Why This Matters for Lung Cancer
The relevance of this development for lung cancer lies in the biology of B7-H3 and the limitations of current treatment strategies. B7-H3 is expressed in non-small cell lung cancer and has been associated with tumor progression and immune evasion, making it an attractive therapeutic target.
Unlike mutation-driven therapies that apply only to selected patient subgroups, B7-H3–targeted approaches may extend treatment options to a broader population of patients with lung cancer, including those without actionable genomic alterations.

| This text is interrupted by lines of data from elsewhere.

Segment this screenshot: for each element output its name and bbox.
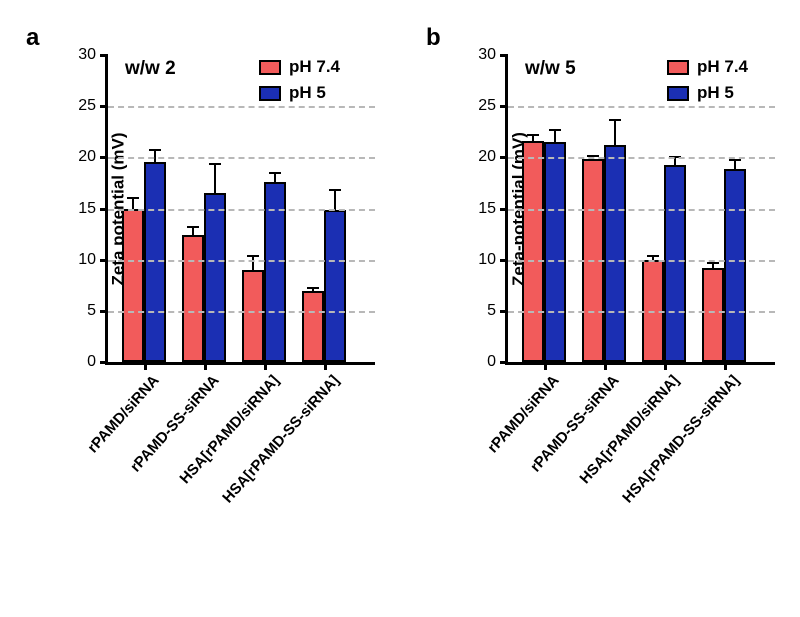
- xlabel: HSA[rPAMD-SS-siRNA]: [219, 372, 342, 506]
- ytick-label: 25: [78, 97, 108, 115]
- error-bar: [214, 164, 216, 195]
- ytick-label: 15: [478, 200, 508, 218]
- xlabel: HSA[rPAMD-SS-siRNA]: [619, 372, 742, 506]
- bar: [204, 193, 226, 362]
- panel-b: b w/w 5 Zeta-potential (mV) pH 7.4pH 5 0…: [400, 0, 800, 617]
- error-cap: [269, 172, 281, 174]
- bar: [302, 291, 324, 362]
- error-bar: [274, 173, 276, 184]
- gridline: [108, 260, 375, 262]
- xtick: [324, 362, 327, 370]
- error-cap: [329, 189, 341, 191]
- error-cap: [647, 255, 659, 257]
- xtick: [204, 362, 207, 370]
- error-cap: [609, 119, 621, 121]
- gridline: [108, 157, 375, 159]
- bar: [522, 141, 544, 362]
- gridline: [508, 157, 775, 159]
- gridline: [508, 209, 775, 211]
- ytick-label: 5: [87, 302, 108, 320]
- error-bar: [192, 227, 194, 237]
- ytick-label: 20: [78, 148, 108, 166]
- error-cap: [729, 159, 741, 161]
- figure: a w/w 2 Zeta potential (mV) pH 7.4pH 5 0…: [0, 0, 800, 617]
- xlabel: HSA[rPAMD/siRNA]: [576, 372, 682, 487]
- bar: [324, 210, 346, 362]
- panel-a-chart: w/w 2 Zeta potential (mV) pH 7.4pH 5 051…: [105, 55, 375, 365]
- ytick-label: 30: [78, 46, 108, 64]
- panel-b-label: b: [426, 24, 441, 52]
- xtick: [544, 362, 547, 370]
- bar: [544, 142, 566, 362]
- error-cap: [209, 163, 221, 165]
- xtick: [144, 362, 147, 370]
- xtick: [604, 362, 607, 370]
- error-cap: [307, 287, 319, 289]
- ytick-label: 0: [87, 353, 108, 371]
- bar: [664, 165, 686, 363]
- ytick-label: 25: [478, 97, 508, 115]
- bar: [604, 145, 626, 362]
- ytick-label: 5: [487, 302, 508, 320]
- ytick-label: 30: [478, 46, 508, 64]
- error-bar: [532, 135, 534, 143]
- xtick: [664, 362, 667, 370]
- bar: [724, 169, 746, 362]
- panel-a: a w/w 2 Zeta potential (mV) pH 7.4pH 5 0…: [0, 0, 400, 617]
- error-bar: [554, 130, 556, 144]
- ytick-label: 15: [78, 200, 108, 218]
- bar: [144, 162, 166, 362]
- error-cap: [187, 226, 199, 228]
- panel-b-chart: w/w 5 Zeta-potential (mV) pH 7.4pH 5 051…: [505, 55, 775, 365]
- ytick-label: 20: [478, 148, 508, 166]
- error-cap: [707, 262, 719, 264]
- gridline: [108, 311, 375, 313]
- xtick: [724, 362, 727, 370]
- gridline: [108, 209, 375, 211]
- error-bar: [734, 160, 736, 170]
- error-bar: [252, 256, 254, 272]
- error-bar: [614, 120, 616, 147]
- bar: [182, 235, 204, 362]
- gridline: [508, 311, 775, 313]
- xlabel: HSA[rPAMD/siRNA]: [176, 372, 282, 487]
- xtick: [264, 362, 267, 370]
- error-cap: [149, 149, 161, 151]
- ytick-label: 10: [478, 251, 508, 269]
- error-cap: [247, 255, 259, 257]
- ytick-label: 0: [487, 353, 508, 371]
- gridline: [108, 106, 375, 108]
- gridline: [508, 106, 775, 108]
- bar: [242, 270, 264, 362]
- panel-a-label: a: [26, 24, 39, 52]
- ytick-label: 10: [78, 251, 108, 269]
- error-cap: [549, 129, 561, 131]
- error-cap: [127, 197, 139, 199]
- bar: [122, 209, 144, 363]
- bar: [702, 268, 724, 362]
- error-cap: [527, 134, 539, 136]
- error-bar: [712, 263, 714, 270]
- gridline: [508, 260, 775, 262]
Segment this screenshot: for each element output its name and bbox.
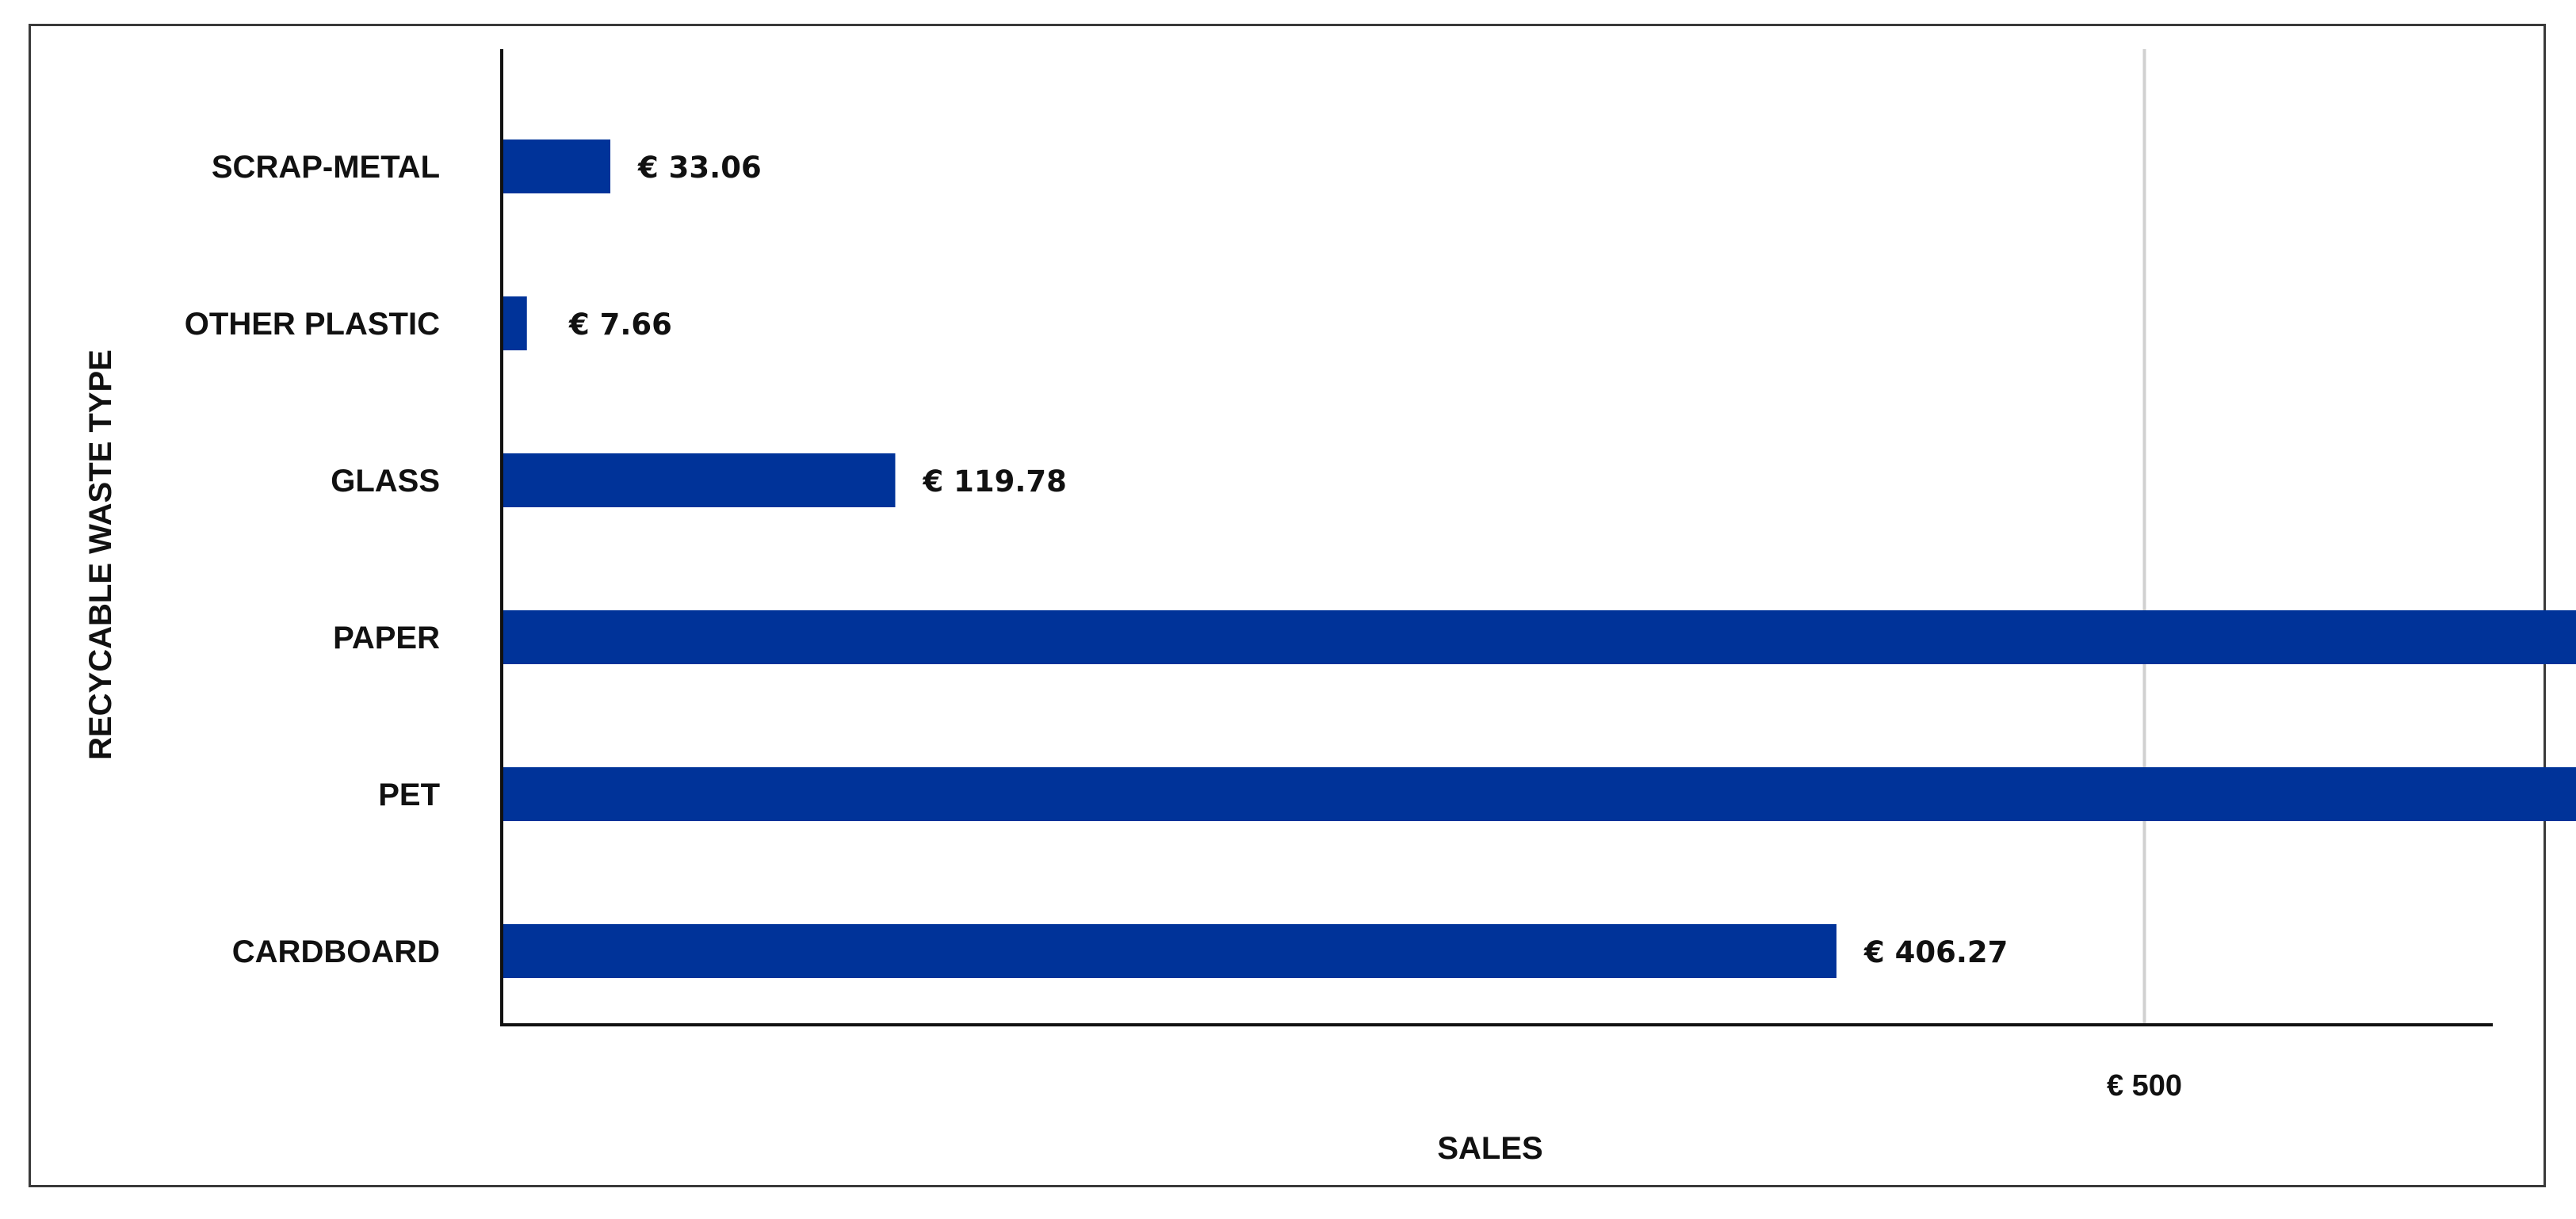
bar-other-plastic bbox=[502, 296, 527, 350]
bar-scrap-metal bbox=[502, 139, 611, 193]
x-tick-label: € 500 bbox=[2107, 1069, 2182, 1102]
data-label: € 406.27 bbox=[1863, 935, 2008, 969]
category-label: OTHER PLASTIC bbox=[185, 307, 440, 342]
y-axis-title: RECYCABLE WASTE TYPE bbox=[83, 350, 118, 760]
category-label: PET bbox=[378, 778, 440, 812]
x-axis-title: SALES bbox=[1437, 1131, 1542, 1166]
category-label: PAPER bbox=[333, 621, 440, 655]
bar-paper bbox=[502, 610, 2576, 664]
x-tick-labels: € 500€ 1500€ 2500 bbox=[2107, 1069, 2182, 1102]
gridlines bbox=[2142, 49, 2146, 1025]
data-label: € 119.78 bbox=[922, 464, 1066, 499]
category-labels: SCRAP-METAL OTHER PLASTIC GLASS PAPER PET CAR… bbox=[185, 150, 440, 969]
data-label: € 7.66 bbox=[568, 308, 672, 342]
bars bbox=[502, 139, 2576, 978]
category-label: CARDBOARD bbox=[232, 934, 440, 969]
bar-cardboard bbox=[502, 924, 1836, 978]
chart-frame bbox=[29, 24, 2546, 1187]
data-label: € 33.06 bbox=[637, 151, 762, 185]
bar-glass bbox=[502, 453, 896, 507]
data-labels: € 33.06€ 7.66€ 119.78€ 1037.73€ 2689.25€… bbox=[568, 151, 2008, 969]
category-label: SCRAP-METAL bbox=[212, 150, 440, 185]
category-label: GLASS bbox=[331, 464, 440, 499]
bar-pet bbox=[502, 767, 2576, 821]
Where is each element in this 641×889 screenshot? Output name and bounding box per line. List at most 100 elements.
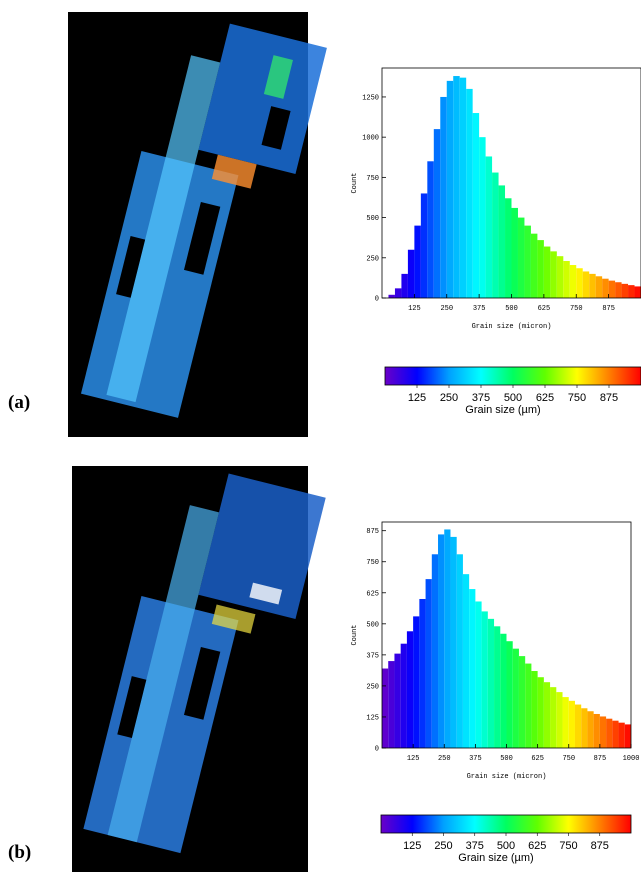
y-tick-label: 750	[366, 559, 379, 567]
histogram-bar	[537, 677, 544, 748]
histogram-bar	[587, 711, 594, 748]
histogram-bar	[472, 113, 480, 298]
histogram-bar	[562, 697, 569, 748]
colorbar-label: Grain size (µm)	[465, 404, 540, 416]
map-b	[72, 466, 326, 872]
histogram-bar	[407, 249, 415, 298]
x-tick-label: 625	[538, 305, 551, 313]
x-tick-label: 625	[531, 755, 544, 763]
histogram-bar	[425, 579, 432, 748]
histogram-bar	[550, 251, 557, 298]
colorbar-label: Grain size (µm)	[458, 852, 533, 864]
histogram-bar	[634, 286, 641, 298]
histogram-bar	[608, 280, 616, 298]
histogram-bar	[440, 96, 447, 298]
y-tick-label: 0	[375, 296, 379, 304]
histogram-bar	[438, 534, 445, 748]
histogram-bar	[498, 185, 506, 298]
y-tick-label: 750	[366, 175, 379, 183]
histogram-bar	[624, 724, 631, 748]
histogram-bar	[479, 137, 486, 298]
histogram-bar	[459, 77, 467, 298]
histogram-bar	[543, 246, 551, 298]
colorbar-tick-label: 125	[408, 392, 426, 404]
y-tick-label: 875	[366, 528, 379, 536]
panel-label: (a)	[8, 392, 30, 413]
histogram-bar	[550, 687, 557, 748]
histogram-bar	[466, 88, 473, 298]
histogram-bar	[427, 161, 434, 298]
x-tick-label: 125	[407, 755, 420, 763]
panel-label: (b)	[8, 842, 31, 863]
y-axis-label: Count	[351, 624, 359, 645]
colorbar	[380, 814, 632, 834]
histogram-bar	[582, 271, 590, 298]
histogram-bar	[537, 240, 544, 298]
y-tick-label: 125	[366, 714, 379, 722]
histogram-bar	[602, 278, 609, 298]
histogram-bar	[556, 692, 563, 748]
y-tick-label: 500	[366, 621, 379, 629]
histogram-bar	[576, 268, 583, 298]
histogram-bar	[413, 616, 420, 748]
histogram-bar	[530, 233, 538, 298]
histogram-bar	[431, 554, 439, 748]
colorbar-tick-label: 500	[504, 392, 522, 404]
histogram-bar	[446, 80, 454, 299]
histogram-bar	[525, 663, 532, 748]
histogram-bar	[621, 283, 629, 298]
x-tick-label: 1000	[623, 755, 640, 763]
histogram-bar	[444, 529, 451, 748]
histogram-bar	[394, 288, 402, 298]
map-a	[68, 12, 327, 437]
histogram-bar	[517, 217, 525, 298]
histogram-bar	[450, 536, 457, 748]
x-tick-label: 375	[473, 305, 486, 313]
histogram-bar	[628, 285, 635, 298]
histogram-bar	[531, 671, 538, 748]
histogram-bar	[593, 713, 600, 748]
histogram-bar	[512, 648, 519, 748]
y-tick-label: 0	[375, 746, 379, 754]
histogram-bar	[581, 708, 588, 748]
histogram-bar	[400, 643, 407, 748]
histogram-bar	[543, 682, 551, 748]
histogram-bar	[481, 611, 488, 748]
histogram-bar	[388, 661, 395, 748]
x-tick-label: 250	[438, 755, 451, 763]
colorbar-tick-label: 625	[528, 840, 546, 852]
colorbar-tick-label: 750	[559, 840, 577, 852]
colorbar-tick-label: 625	[536, 392, 554, 404]
histogram-bar	[568, 700, 575, 748]
histogram-bar	[492, 172, 499, 298]
colorbar-tick-label: 875	[600, 392, 618, 404]
x-tick-label: 875	[602, 305, 615, 313]
colorbar-tick-label: 750	[568, 392, 586, 404]
y-tick-label: 250	[366, 683, 379, 691]
x-tick-label: 375	[469, 755, 482, 763]
histogram-bar	[574, 704, 582, 748]
histogram-bar	[500, 633, 507, 748]
y-tick-label: 500	[366, 215, 379, 223]
histogram-bar	[406, 631, 414, 748]
histogram-bar	[524, 225, 531, 298]
x-tick-label: 875	[594, 755, 607, 763]
y-tick-label: 1000	[362, 135, 379, 143]
x-tick-label: 750	[570, 305, 583, 313]
histogram-bar	[518, 656, 526, 748]
histogram-bar	[469, 589, 476, 748]
colorbar-tick-label: 875	[591, 840, 609, 852]
histogram-bar	[505, 198, 512, 298]
histogram-bar	[595, 276, 603, 298]
x-axis-label: Grain size (micron)	[472, 323, 552, 331]
x-tick-label: 500	[505, 305, 518, 313]
histogram-bar	[506, 641, 513, 748]
x-tick-label: 125	[408, 305, 421, 313]
histogram-bar	[615, 282, 622, 298]
y-axis-label: Count	[351, 172, 359, 193]
y-tick-label: 375	[366, 652, 379, 660]
histogram-bar	[475, 601, 482, 748]
colorbar-tick-label: 250	[434, 840, 452, 852]
colorbar-tick-label: 500	[497, 840, 515, 852]
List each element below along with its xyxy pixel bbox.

In addition, radiopharmaceutical delivery of alpha-emitting isotopes such as actinium-225 introduces a mechanism that is independent of traditional resistance pathways seen with targeted therapy or immunotherapy. This could be particularly relevant in advanced or treatment-refractory lung cancer, where new strategies are urgently needed.
Looking Ahead
With IND clearance secured, the initiation of clinical trials for AKY-2519 will be a critical next step in evaluating the safety, biodistribution, and early efficacy of this approach.
As radiopharmaceuticals continue to evolve, platforms like Aktis’ may contribute to redefining how targeted therapies are delivered across a range of solid tumors, including lung cancer.